The Northern Star 17 exercise included more than 70 U.S. and 88 Chilean special forces troops. U.S. participation included personnel from Special Operations Command South (SOCSOUTH), Marine Corps Special Operations Command, and the U.S. Army's 7th and 20th Special Forces Groups. Chile attended with troops from the Army, Navy, and Air Force Special Operations Brigade as well as delegates from the Joint Chiefs of Staff (EMCO, in Spanish).

“U.S. and Chilean Special Operations Forces have a long shared history of military cooperation and training,” U.S. Army Colonel Marshall Ecklund, deputy commander of SOCSOUTH told Diálogo. “This annual exchange has become a symbol of the degree of cooperation between U.S. and Chilean Special Operations Forces.”
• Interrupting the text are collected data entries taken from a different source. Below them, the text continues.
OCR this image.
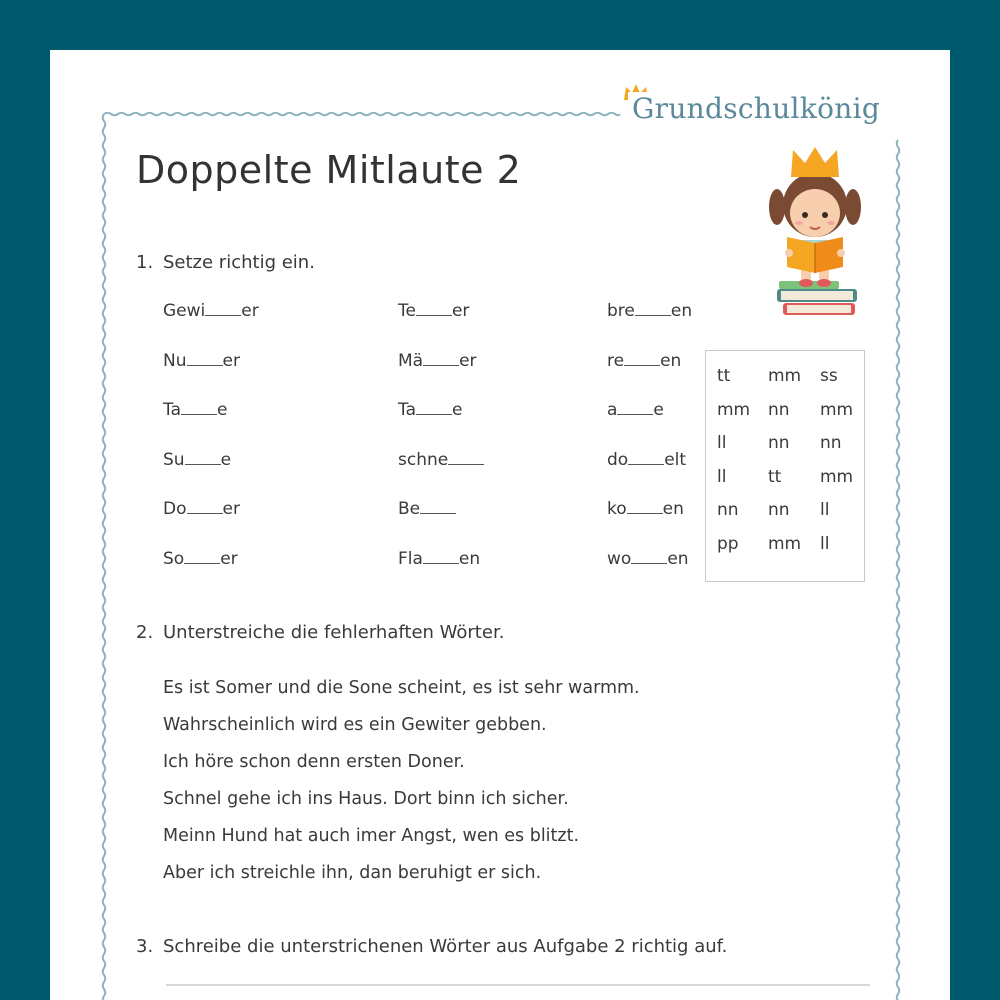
Grundschulkönig
Doppelte Mitlaute 2
1. Setze richtig ein.
Gewi er	Te er	bre en
Nu er	Mä er	re en
Ta e	Ta e	a e
Su e	schne	do elt
Do er	Be	ko en
So er	Fla en	wo en
tt mm ss
mm nn mm
ll nn nn
ll tt mm
nn nn ll
pp mm ll
2. Unterstreiche die fehlerhaften Wörter.
Es ist Somer und die Sone scheint, es ist sehr warmm.
Wahrscheinlich wird es ein Gewiter gebben.
Ich höre schon denn ersten Doner.
Schnel gehe ich ins Haus. Dort binn ich sicher.
Meinn Hund hat auch imer Angst, wen es blitzt.
Aber ich streichle ihn, dan beruhigt er sich.
3. Schreibe die unterstrichenen Wörter aus Aufgabe 2 richtig auf.
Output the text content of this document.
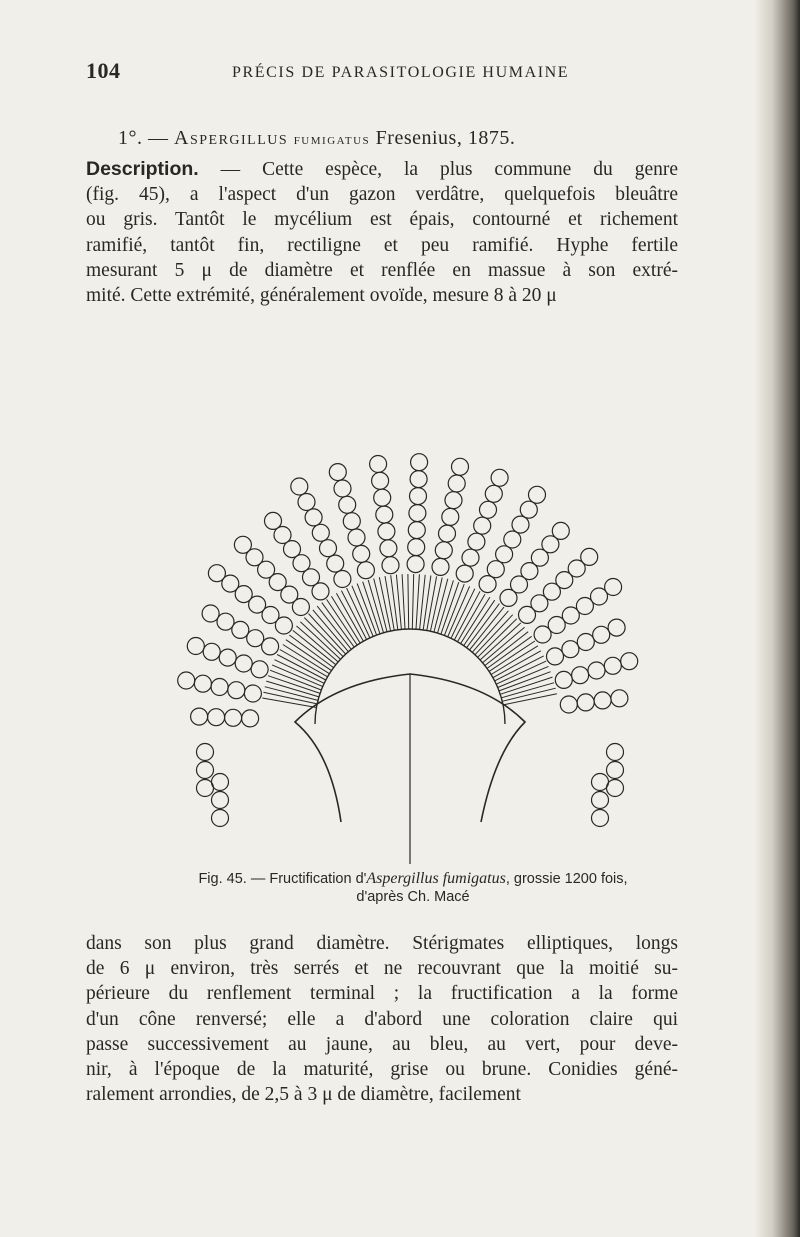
104	PRÉCIS DE PARASITOLOGIE HUMAINE
1°. — Aspergillus fumigatus Fresenius, 1875.
Description. — Cette espèce, la plus commune du genre
(fig. 45), a l'aspect d'un gazon verdâtre, quelquefois bleuâtre
ou gris. Tantôt le mycélium est épais, contourné et richement
ramifié, tantôt fin, rectiligne et peu ramifié. Hyphe fertile
mesurant 5 μ de diamètre et renflée en massue à son extré-
mité. Cette extrémité, généralement ovoïde, mesure 8 à 20 μ
Fig. 45. — Fructification d'Aspergillus fumigatus, grossie 1200 fois,
d'après Ch. Macé
dans son plus grand diamètre. Stérigmates elliptiques, longs
de 6 μ environ, très serrés et ne recouvrant que la moitié su-
périeure du renflement terminal ; la fructification a la forme
d'un cône renversé; elle a d'abord une coloration claire qui
passe successivement au jaune, au bleu, au vert, pour deve-
nir, à l'époque de la maturité, grise ou brune. Conidies géné-
ralement arrondies, de 2,5 à 3 μ de diamètre, facilement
The exercise—second to happen on U.S. soil—took place from October 18th–November 3rd, 2017, in several training camps, including Camp Shelby Joint Forces Training Center, the National Guard Combat Readiness Training Center (CRTR), and NASA’s Stennis Space Center, on the Mississippi coast. Northern Star seeks to increase the interoperability capacities of both countries’ special operations units.

Mutual benefits

“It’s of the utmost importance to know and work with foreign forces,” Chilean Air Force Major Daniel Román told Diálogo. “In their different spheres of action, they all have experiences that can benefit our operations in the operational, logistics and administrative areas.”

During training, troops exchanged tactics, techniques, and procedures. The combined training included planning, communications, reconnaissance, light weapons, urban warfare, hand-to-hand combat, small-unit air and tactical operations, among others.

“Northern Star provides an opportunity to learn and understand potential challenges in the security environment, cultivate a friendly partner network, and increase military interoperability,” SOCSOUTH’s Public Affairs Office told Diálogo. “[It’s] essential to cooperative responses and solutions when confronting common threats.”

Service members participated in a series of mock situations simulating detailed planning as well as application and execution of the mission. “The construct of the joint and combined scenario allows the combined special operations forces elements to integrate unique tactics, techniques, and procedures to neutralize a threat,” explained SOCSOUTH’s Public Affairs Office. “This is followed by a process that includes observation, review, and discussion to identify opportunities to improve tactical and technical proficiency and achieve a higher degree of interoperability.”

Northern Star optimizes both countries’ special forces training to respond to regional threats. According to SOCSOUTH’s Public Affairs Office, “Northern Star dramatically improves combined efforts to confront internal and external threats, and better postures our forces for crisis response at the tactical level.”

“Definitely, these exercises provide experience-based tools that help obtain better results in the effective use of the forces,” added Maj. Román. “Training troops should always be focused on simulating actions in a controlled environment, under the most real possible conditions, even more so considering the assimilation of experiences by forces that have been used in combat.”

Evolution of the exercise

The Northern Star joint exercise originated from the Southern Star exercise, held jointly in Chile since 2007 by EMCO and SOCSOUTH. In 2009, the exercise counted with greater international participation, including troops from Brazil, Paraguay, and Uruguay—the first time these countries joined the U.S.-Chile training. In 2015, the exercise took place for the first time in the United States under the name Northern Star; since then, it’s implemented every other year.

“The training venue provides an opportunity to integrate Northern Star into a unique joint training environment with dedicated training areas, assets, and equipment,” said SOCSOUTH’s Public Affairs Office. “[This] provides special operations forces the opportunity to validate interoperability with Chilean partners in various air, land, and sea training scenarios.”

In August 2018, Chile will host the Southern Star combined U.S.-Chile exercise. “Northern Star is a valuable tool for increasing mutual understanding and trust, and [to] help us achieve a higher level interoperability during combined operations,” concluded Col. Ecklund. “We are inspired by our Chilean partners’ dedication and unwavering commitment to strengthening relations and promoting the exchange of ideas. We look forward to deepening our collaboration through future training exchanges that are vital to maintaining the ready and relevant special operations forces that is required to protect our mutually shared interests.”